First step, open Visual Studio.


Click on the “Create a new project” button.


Choose the template and click on “Next”.

Note: if you do not find the template, use the search field or the filters on the top of the window.

The window after will request common information for new projects/solutions.


The process will take a couple of seconds and it will create a Visual Studio solution with the structure below.

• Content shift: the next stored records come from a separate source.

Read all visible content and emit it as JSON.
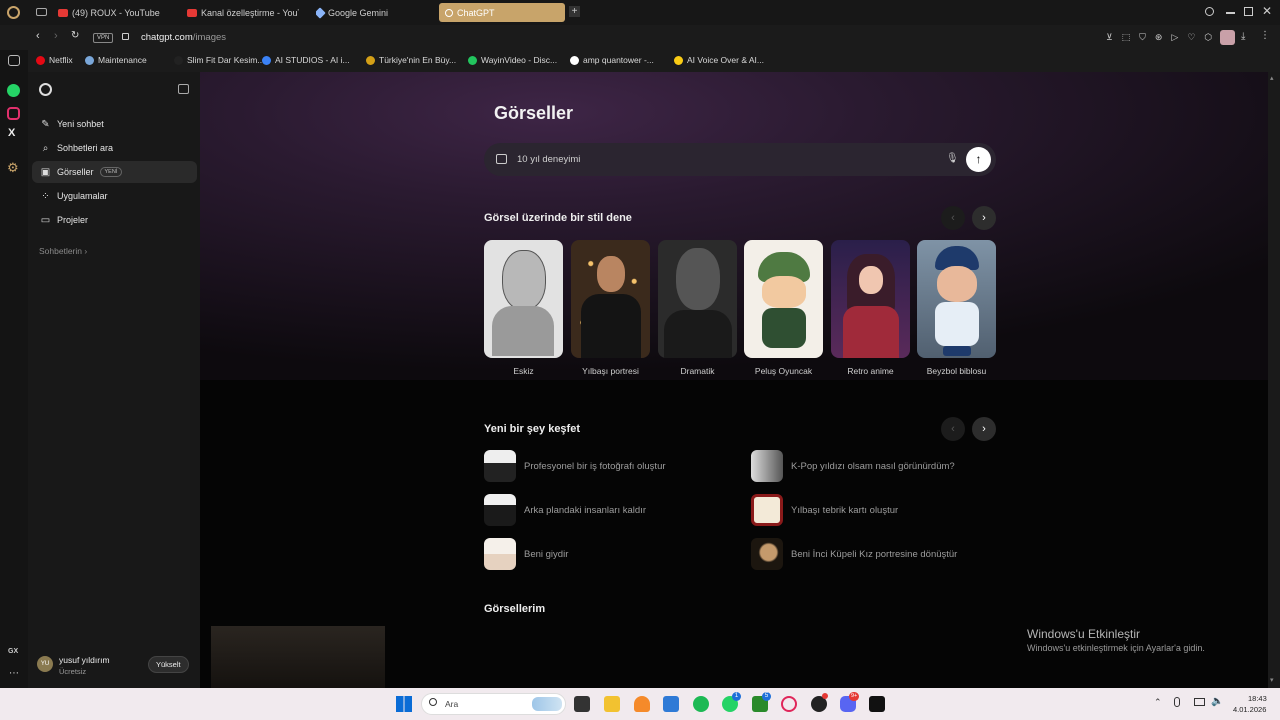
{
  "tabs": [
    {
      "label": "(49) ROUX - YouTube",
      "color": "#e53935"
    },
    {
      "label": "Kanal özelleştirme - YouTube",
      "color": "#e53935"
    },
    {
      "label": "Google Gemini",
      "color": "#8ab4f8"
    },
    {
      "label": "ChatGPT",
      "color": "#ffffff"
    }
  ],
  "address": {
    "vpn": "VPN",
    "url_host": "chatgpt.com",
    "url_path": "/images"
  },
  "bookmarks": [
    {
      "label": "Netflix",
      "color": "#e50914"
    },
    {
      "label": "Maintenance",
      "color": "#7aa7d9"
    },
    {
      "label": "Slim Fit Dar Kesim...",
      "color": "#222"
    },
    {
      "label": "AI STUDIOS - AI i...",
      "color": "#3b82f6"
    },
    {
      "label": "Türkiye'nin En Büy...",
      "color": "#d4a017"
    },
    {
      "label": "WayinVideo - Disc...",
      "color": "#22c55e"
    },
    {
      "label": "amp quantower -...",
      "color": "#ffffff"
    },
    {
      "label": "AI Voice Over & AI...",
      "color": "#facc15"
    }
  ],
  "sidebar": {
    "items": [
      {
        "label": "Yeni sohbet",
        "icon": "compose-icon"
      },
      {
        "label": "Sohbetleri ara",
        "icon": "search-icon"
      },
      {
        "label": "Görseller",
        "icon": "images-icon",
        "badge": "YENİ"
      },
      {
        "label": "Uygulamalar",
        "icon": "apps-icon"
      },
      {
        "label": "Projeler",
        "icon": "folder-icon"
      }
    ],
    "section": "Sohbetlerin",
    "user": {
      "initials": "YU",
      "name": "yusuf yıldırım",
      "plan": "Ücretsiz",
      "upgrade": "Yükselt"
    }
  },
  "main": {
    "title": "Görseller",
    "prompt_value": "10 yıl deneyimi",
    "styles_heading": "Görsel üzerinde bir stil dene",
    "styles": [
      {
        "label": "Eskiz",
        "bg": "#d9d9d9"
      },
      {
        "label": "Yılbaşı portresi",
        "bg": "#3a2a1a"
      },
      {
        "label": "Dramatik",
        "bg": "#2a2a2a"
      },
      {
        "label": "Peluş Oyuncak",
        "bg": "#f3efe8"
      },
      {
        "label": "Retro anime",
        "bg": "#3a2250"
      },
      {
        "label": "Beyzbol biblosu",
        "bg": "#8a9aa8"
      }
    ],
    "discover_heading": "Yeni bir şey keşfet",
    "suggestions": [
      {
        "label": "Profesyonel bir iş fotoğrafı oluştur"
      },
      {
        "label": "K-Pop yıldızı olsam nasıl görünürdüm?"
      },
      {
        "label": "Arka plandaki insanları kaldır"
      },
      {
        "label": "Yılbaşı tebrik kartı oluştur"
      },
      {
        "label": "Beni giydir"
      },
      {
        "label": "Beni İnci Küpeli Kız portresine dönüştür"
      }
    ],
    "my_images_heading": "Görsellerim"
  },
  "watermark": {
    "title": "Windows'u Etkinleştir",
    "subtitle": "Windows'u etkinleştirmek için Ayarlar'a gidin."
  },
  "taskbar": {
    "search": "Ara",
    "time": "18:43",
    "date": "4.01.2026",
    "badges": [
      "1",
      "5",
      "9+"
    ],
    "gx": "GX"
  }
}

Description of the created solution

We now have a brand new solution which already includes valuable items:

  • a controller illustrating how to use it (UserController).
  • layers separation in terms of responsabilities.
  • integration of Unit Tests (controllers and REST flows).
  • DI and IoC integration based on .NET Core 3.1 practices, with no external dependencies.
  • mapping configurations among layers (based on Automapper)
  • OpenAPI configuration with authomatic generation according to code and comments (XML comments).
  • OpenAPI automatic versioning according to code and tags (versioning based on URL routes but editable if needed).
  • exception handling according to .Net Core 3.1 practices.
  • implementation of all the layers except the repositories (hard to generalize nowadays a repository type). Not even sure your API needs one.
  • minimal dependencies.
  • condensed of common best practices in terms of REST API coding.
  • an already running API with automatically created OpenAPI, which makes things much easier for developers starting with all these concepts.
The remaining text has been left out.